The economy shrank by 1.4% in the fourth quarter of 2019 – as consumers remain under pressure. This with an interest rate cut in January, with the possibility of a further rate cut in March (with a COVID-19 fallout to intensify this prospect) – as Moody’s is set to make a call on downgrading SA’s credit rating on 27th March.
“We expect the virus’ impact on the residential property market to be relatively small when compared to its effect on other key sectors,” says Andrew Amoils, Wealth Analyst for New World Wealth. He says sectors expected to be hardest hit by the virus will be “tourism, retail, mining, manufacturing and transport”.
Erwin Rode, CEO of Rode & Associates property consultants also added the virus that has already affected the world economy as productivity suffers – largely due to China’s shutdown – is sure to be “bad for the property market” too.
“In South Africa, it will affect some of our crucial commodity exports. What is bad for the economy, is bad for the residential and non-residential property markets, so it now seems likely that house prices will decline in nominal terms this year.”
“The only good news is the price of oil that has collapsed,” says Rode. A price war has erupted between Saudi Arabia and Russia, with Brent Crude down some 30% a barrel on Monday.
Fuel prices dropped by 19 cents a litre and diesel by 54 cents a litre
on 4 March – but it is expected to be short lived as Finance minister
Tito Mboweni announced an increase in fuel levies for South African motorists during his Budget 2020 speech.
The general fuel levy will be increased by 16 cents a litre for petrol and diesel, while the Road Accident Fund (RAF) levy will also increase by 9 cents a litre for petrol and diesel on 1 April 2020.

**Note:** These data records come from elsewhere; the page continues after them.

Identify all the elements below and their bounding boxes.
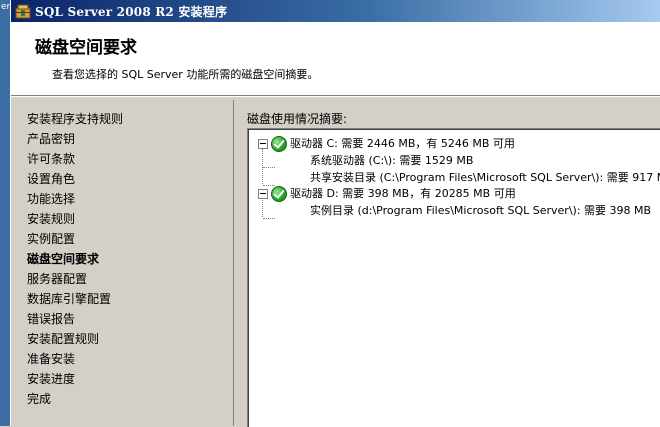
check-icon: [271, 186, 287, 202]
tree-node-drive-c[interactable]: 驱动器 C: 需要 2446 MB，有 5246 MB 可用: [248, 135, 660, 152]
nav-item-setup-support-rules[interactable]: 安装程序支持规则: [27, 110, 123, 128]
nav-item-feature-selection[interactable]: 功能选择: [27, 190, 75, 208]
tree-connector: [263, 167, 275, 169]
tree-node-label: 共享安装目录 (C:\Program Files\Microsoft SQL S…: [310, 171, 660, 184]
tree-node-label: 驱动器 D: 需要 398 MB，有 20285 MB 可用: [290, 187, 516, 200]
collapse-icon[interactable]: [258, 189, 268, 199]
desktop-edge-text: er: [1, 2, 11, 12]
step-navigation: 安装程序支持规则 产品密钥 许可条款 设置角色 功能选择 安装规则 实例配置 磁…: [11, 100, 234, 426]
page-description: 查看您选择的 SQL Server 功能所需的磁盘空间摘要。: [52, 68, 319, 81]
nav-item-complete[interactable]: 完成: [27, 390, 51, 408]
tree-node-shared-install-directory[interactable]: 共享安装目录 (C:\Program Files\Microsoft SQL S…: [310, 169, 660, 186]
tree-node-drive-d[interactable]: 驱动器 D: 需要 398 MB，有 20285 MB 可用: [248, 185, 660, 202]
collapse-icon[interactable]: [258, 139, 268, 149]
nav-item-server-configuration[interactable]: 服务器配置: [27, 270, 87, 288]
sql-server-setup-icon: [15, 3, 31, 19]
page-title: 磁盘空间要求: [35, 38, 137, 58]
disk-usage-tree[interactable]: 驱动器 C: 需要 2446 MB，有 5246 MB 可用 系统驱动器 (C:…: [247, 128, 660, 427]
window-title: SQL Server 2008 R2 安装程序: [35, 4, 228, 19]
nav-item-ready-to-install[interactable]: 准备安装: [27, 350, 75, 368]
nav-item-setup-role[interactable]: 设置角色: [27, 170, 75, 188]
tree-node-label: 系统驱动器 (C:\): 需要 1529 MB: [310, 154, 474, 167]
tree-node-instance-directory[interactable]: 实例目录 (d:\Program Files\Microsoft SQL Ser…: [310, 202, 651, 219]
nav-item-installation-configuration-rules[interactable]: 安装配置规则: [27, 330, 99, 348]
desktop-edge: er: [0, 0, 10, 426]
tree-node-label: 驱动器 C: 需要 2446 MB，有 5246 MB 可用: [290, 137, 515, 150]
nav-item-disk-space-requirements[interactable]: 磁盘空间要求: [27, 250, 99, 268]
nav-item-database-engine-configuration[interactable]: 数据库引擎配置: [27, 290, 111, 308]
nav-item-license-terms[interactable]: 许可条款: [27, 150, 75, 168]
disk-usage-summary-label: 磁盘使用情况摘要:: [247, 112, 348, 126]
tree-node-system-drive[interactable]: 系统驱动器 (C:\): 需要 1529 MB: [310, 152, 473, 169]
nav-item-installation-rules[interactable]: 安装规则: [27, 210, 75, 228]
nav-item-error-reporting[interactable]: 错误报告: [27, 310, 75, 328]
nav-item-installation-progress[interactable]: 安装进度: [27, 370, 75, 388]
tree-node-label: 实例目录 (d:\Program Files\Microsoft SQL Ser…: [310, 204, 652, 217]
nav-item-instance-configuration[interactable]: 实例配置: [27, 230, 75, 248]
nav-item-product-key[interactable]: 产品密钥: [27, 130, 75, 148]
tree-connector: [263, 218, 275, 220]
title-bar[interactable]: SQL Server 2008 R2 安装程序: [11, 0, 660, 22]
disk-space-content: 磁盘使用情况摘要: 驱动器 C: 需要 2446 MB，有 5246 MB 可用…: [237, 100, 660, 427]
header-divider: [11, 96, 660, 97]
check-icon: [271, 136, 287, 152]
setup-window: SQL Server 2008 R2 安装程序 磁盘空间要求 查看您选择的 SQ…: [10, 0, 660, 427]
page-header: 磁盘空间要求 查看您选择的 SQL Server 功能所需的磁盘空间摘要。: [11, 22, 660, 96]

Overall, Investec forecasts SA’s economic risk has increased in the face of rate cuts and a poor credit ratings. Covid-19 is now expected to have a much greater impact on global economic growth than previously thought – with the International Monetary fund saying last week “global growth would dip below last year’s rate of 2.9%”.
While Investec’s severe down case for SA includes the impact of a severe global pandemic, it says a number of other factors must be considered as well in the scenario, “which remains an international led scenario impact on SA”. It would reassess the impact once more conclusive data becomes available at the start of April.
“A global recession would necessitate a more severe downwards revision to SA’s expected case economic outlook. Moody’s includes a peer comparison basis in its rating of SA, and so an environment where all countries’ growth rates drop, and the IMF steps in with financial assistance, would likely need to be newly factored into Moody’s considerations.”
“We continue to believe that it will be a very close call whether Moody’s downgrades SA’s credit, but marginally lean towards the chance of no downgrade.”